1990'lı yıllar insanların sokaklardan beyaz Toros marka arabalarla kaçırılarak, kendilerinden aylarca ve hatta yıllarca haber alınamayanların yaşam hikayeleriyle doludur. Aynı dönem "kaybedilen" evlatlarını arayan cesur, direngen ve mücadeleci Cumartesi Anneleri'nin yaşanmışlıklarının da tarihidir. Bu zamana kadar sadece muhalif oldukları için ya da etnik kimlikleri gerekçe gösterilerek "kaybedilenlerin" sayısı hala net olarak bilinmemekte. Aradan geçen onlarca yıla ve yaşanan onca acıya rağmen ne failler bulundu ne de hesap soruldu.
Dönemin karanlık isimlerinden olan Mehmet Ağar, Tansu Çiller, Alaattin Çakıcı, Haluk Kırcı ve benzerlerinin yeniden sahalara döndüğü günümüzde, 90'ların mafyatik ve kontrgerilla uygulamaları da yeniden yaşanmaya başladı. Söz konusu isimlerin kendilerinden menkul olmadıklarını, kadroları ve yöntemleriyle bir bütün olarak ortaya çıktıklarını ve bu bütünlükle korunduklarını da not ederek devam edelim.

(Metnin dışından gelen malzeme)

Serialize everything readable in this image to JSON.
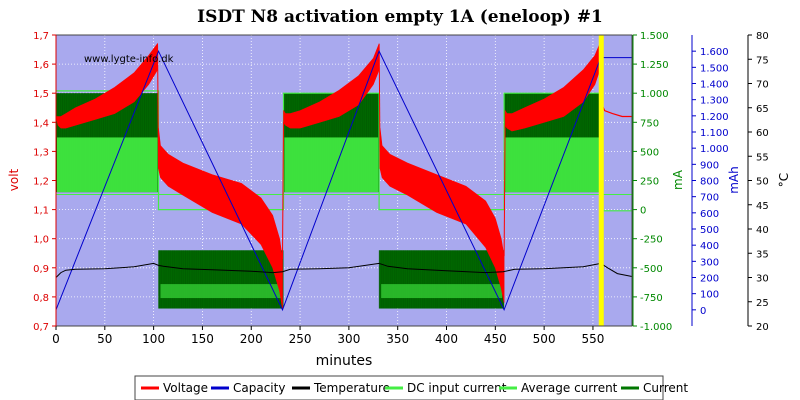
{
  "chart_data": {
    "type": "line",
    "title": "ISDT N8 activation empty 1A (eneloop) #1",
    "watermark": "www.lygte-info.dk",
    "xlabel": "minutes",
    "x_ticks": [
      0,
      50,
      100,
      150,
      200,
      250,
      300,
      350,
      400,
      450,
      500,
      550
    ],
    "xlim": [
      0,
      590
    ],
    "axes": {
      "volt": {
        "label": "volt",
        "range": [
          0.7,
          1.7
        ],
        "ticks": [
          "0,7",
          "0,8",
          "0,9",
          "1,0",
          "1,1",
          "1,2",
          "1,3",
          "1,4",
          "1,5",
          "1,6",
          "1,7"
        ],
        "color": "#dd0000"
      },
      "ma": {
        "label": "mA",
        "range": [
          -1000,
          1500
        ],
        "ticks": [
          "-1.000",
          "-750",
          "-500",
          "-250",
          "0",
          "250",
          "500",
          "750",
          "1.000",
          "1.250",
          "1.500"
        ],
        "color": "#008800"
      },
      "mah": {
        "label": "mAh",
        "range": [
          -100,
          1700
        ],
        "ticks": [
          "0",
          "100",
          "200",
          "300",
          "400",
          "500",
          "600",
          "700",
          "800",
          "900",
          "1.000",
          "1.100",
          "1.200",
          "1.300",
          "1.400",
          "1.500",
          "1.600"
        ],
        "color": "#0000cc"
      },
      "temp": {
        "label": "°C",
        "range": [
          20,
          80
        ],
        "ticks": [
          "20",
          "25",
          "30",
          "35",
          "40",
          "45",
          "50",
          "55",
          "60",
          "65",
          "70",
          "75",
          "80"
        ],
        "color": "#000000"
      }
    },
    "grid": true,
    "background_color": "#a9a9ee",
    "highlight": {
      "x": 558,
      "color": "#ffff00"
    },
    "series": [
      {
        "name": "Voltage",
        "color": "#ff0000",
        "axis": "volt",
        "kind": "band",
        "segments": [
          {
            "x": [
              0,
              2,
              5,
              10,
              20,
              40,
              60,
              80,
              95,
              104
            ],
            "y1": [
              1.42,
              1.39,
              1.38,
              1.38,
              1.39,
              1.41,
              1.43,
              1.47,
              1.53,
              1.58
            ],
            "y2": [
              1.42,
              1.42,
              1.42,
              1.43,
              1.45,
              1.48,
              1.52,
              1.57,
              1.63,
              1.67
            ]
          },
          {
            "x": [
              105,
              107,
              115,
              130,
              160,
              190,
              210,
              222,
              229,
              232
            ],
            "y1": [
              1.24,
              1.21,
              1.18,
              1.15,
              1.09,
              1.05,
              0.98,
              0.9,
              0.82,
              0.76
            ],
            "y2": [
              1.38,
              1.32,
              1.29,
              1.26,
              1.22,
              1.19,
              1.14,
              1.08,
              1.0,
              0.93
            ]
          },
          {
            "x": [
              233,
              235,
              240,
              250,
              270,
              290,
              310,
              325,
              331
            ],
            "y1": [
              1.4,
              1.39,
              1.38,
              1.38,
              1.4,
              1.42,
              1.46,
              1.53,
              1.58
            ],
            "y2": [
              1.44,
              1.43,
              1.43,
              1.44,
              1.47,
              1.51,
              1.56,
              1.62,
              1.67
            ]
          },
          {
            "x": [
              332,
              334,
              342,
              360,
              390,
              420,
              440,
              450,
              456,
              459
            ],
            "y1": [
              1.24,
              1.21,
              1.18,
              1.15,
              1.09,
              1.05,
              0.97,
              0.9,
              0.83,
              0.78
            ],
            "y2": [
              1.38,
              1.32,
              1.29,
              1.26,
              1.22,
              1.18,
              1.13,
              1.07,
              1.0,
              0.94
            ]
          },
          {
            "x": [
              460,
              462,
              467,
              480,
              500,
              520,
              540,
              552,
              557
            ],
            "y1": [
              1.39,
              1.38,
              1.37,
              1.38,
              1.4,
              1.42,
              1.47,
              1.53,
              1.58
            ],
            "y2": [
              1.44,
              1.43,
              1.43,
              1.45,
              1.48,
              1.52,
              1.58,
              1.63,
              1.67
            ]
          }
        ],
        "tail": {
          "x": [
            558,
            562,
            570,
            580,
            590
          ],
          "y": [
            1.47,
            1.44,
            1.43,
            1.42,
            1.42
          ]
        }
      },
      {
        "name": "Capacity",
        "color": "#0000cc",
        "axis": "mah",
        "x": [
          0,
          105,
          232,
          331,
          459,
          558,
          559,
          590
        ],
        "y": [
          0,
          1600,
          0,
          1600,
          0,
          1560,
          1560,
          1560
        ]
      },
      {
        "name": "Temperature",
        "color": "#000000",
        "axis": "temp",
        "x": [
          0,
          5,
          10,
          20,
          50,
          80,
          100,
          105,
          110,
          130,
          160,
          200,
          222,
          232,
          240,
          270,
          300,
          331,
          340,
          360,
          400,
          440,
          458,
          470,
          500,
          540,
          558,
          565,
          575,
          590
        ],
        "y": [
          30,
          31,
          31.5,
          31.7,
          31.8,
          32.2,
          32.9,
          32.5,
          32.3,
          31.8,
          31.6,
          31.3,
          31.0,
          31.2,
          31.7,
          31.8,
          32.0,
          32.9,
          32.3,
          31.8,
          31.4,
          31.0,
          31.2,
          31.7,
          31.8,
          32.2,
          32.9,
          32.0,
          30.8,
          30.2
        ]
      },
      {
        "name": "DC input current",
        "color": "#44ee44",
        "axis": "ma",
        "x": [
          0,
          590
        ],
        "y": [
          130,
          130
        ]
      },
      {
        "name": "Average current",
        "color": "#44ee44",
        "axis": "ma",
        "kind": "steps",
        "x": [
          0,
          105,
          105,
          233,
          233,
          331,
          331,
          459,
          459,
          558,
          560,
          560,
          590
        ],
        "y": [
          1020,
          1020,
          0,
          0,
          1000,
          1000,
          0,
          0,
          1000,
          1000,
          1000,
          -10,
          -10
        ]
      },
      {
        "name": "Current",
        "color": "#007700",
        "axis": "ma",
        "kind": "pulsed",
        "segments": [
          {
            "x": [
              0,
              105
            ],
            "low": 150,
            "high": 1000
          },
          {
            "x": [
              105,
              233
            ],
            "low": -850,
            "high": -350
          },
          {
            "x": [
              233,
              331
            ],
            "low": 150,
            "high": 1000
          },
          {
            "x": [
              331,
              459
            ],
            "low": -850,
            "high": -350
          },
          {
            "x": [
              459,
              558
            ],
            "low": 150,
            "high": 1000
          }
        ]
      }
    ],
    "legend": {
      "position": "bottom",
      "items": [
        {
          "label": "Voltage",
          "color": "#ff0000"
        },
        {
          "label": "Capacity",
          "color": "#0000cc"
        },
        {
          "label": "Temperature",
          "color": "#000000"
        },
        {
          "label": "DC input current",
          "color": "#44ee44"
        },
        {
          "label": "Average current",
          "color": "#44ee44"
        },
        {
          "label": "Current",
          "color": "#007700"
        }
      ]
    }
  }
}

Karakollarda ve cezaevlerinde çıplak arama, darp vb. işkence/kötü muamelelere ilişkin şikayet ve beyanların her geçen gün artması, ters kelepçe ve polis şiddetinin giderek yaygınlaşması, muhalif öğrenci ailelerinin telefonla aranarak rahatsız edilmesi ve son olarak Ankara'da üç üniversite öğrencisinin aynı saatlerde, farklı noktalardan beyaz Citroen marka arabalarla kaçırılıp, darp edildikten sonra şehrin dış kesimlerinde yol kenarına atılmaları da elbette tesadüf değil.
Her geçen gün daha da otoriterleşen rejimin, kendisinden ve politikalarından rahatsızlık duyan kesimlere karşı kimi zaman resmi, kimi zaman ise gayri resmi yöntemlerle cevap verdiği bilinen bir gerçek. Rejimin ev baskınları, gözaltı ve tutuklamalar şeklinde tezahür eden resmi cevabının elbette çeşitli sınırları bulunuyor. Her ne kadar bu sınırın çerçevesi genişleme eğilimi göstermekte ise de meşruluk sorunuyla karşılaştığı noktalarda çeşitli tıkanmalar yaşadığı da aşikar. Bu tıkanıklığı aşmak isteyen iktidarın yardımına ise işkence/kötü muamele, darp, insan kaçırma gibi gayriresmi yöntemler yetişmekte.
Ankara'da sokak ortasında kaçırılan öğrenciler meselesi mutlaka üzerine gidilerek aydınlatılması gereken örgütlü bir çete faaliyeti olarak karşımızda durmakta. Geçtiğimiz perşembe günü yaşanan olayın üzerinden dört gün geçmesine rağmen konuya dair hiçbir resmi açıklama yapılmadı. Hemen her konuda basın açıklaması yapan İçişleri Bakanlığı, Cumhuriyet Başsavcılıkları ve yetkili diğer tüm kurumlar ölüm sessizliğine bürünmüş halde.
Üniversitelilerin, kendilerini kaçıran kişilerin polis kimliği gösterdiklerini belirtmelerine rağmen resmi makamlardan bu iddialara ilişkin herhangi bir yalanlama dahi gelmedi. Üstelik olay yerini gösteren kameraların çoğunun "kayıtta olmayışı" ve bazı kayıtların silindiğinin ortaya çıkması faillerin sivil kişiler olmadığı tezini de güçlendirmekte. İşlenen suçların örtbas edilmesi, faillerin yakalanmaması ve delillerin karartılması karşısında siyasi iradenin bu konuya sessiz, ilgisiz ve tepkisiz kalması geçmişe duydukları özlem ile eski model Torosları yeni model Citroenlerle modifiye etme çabasının sonucudur.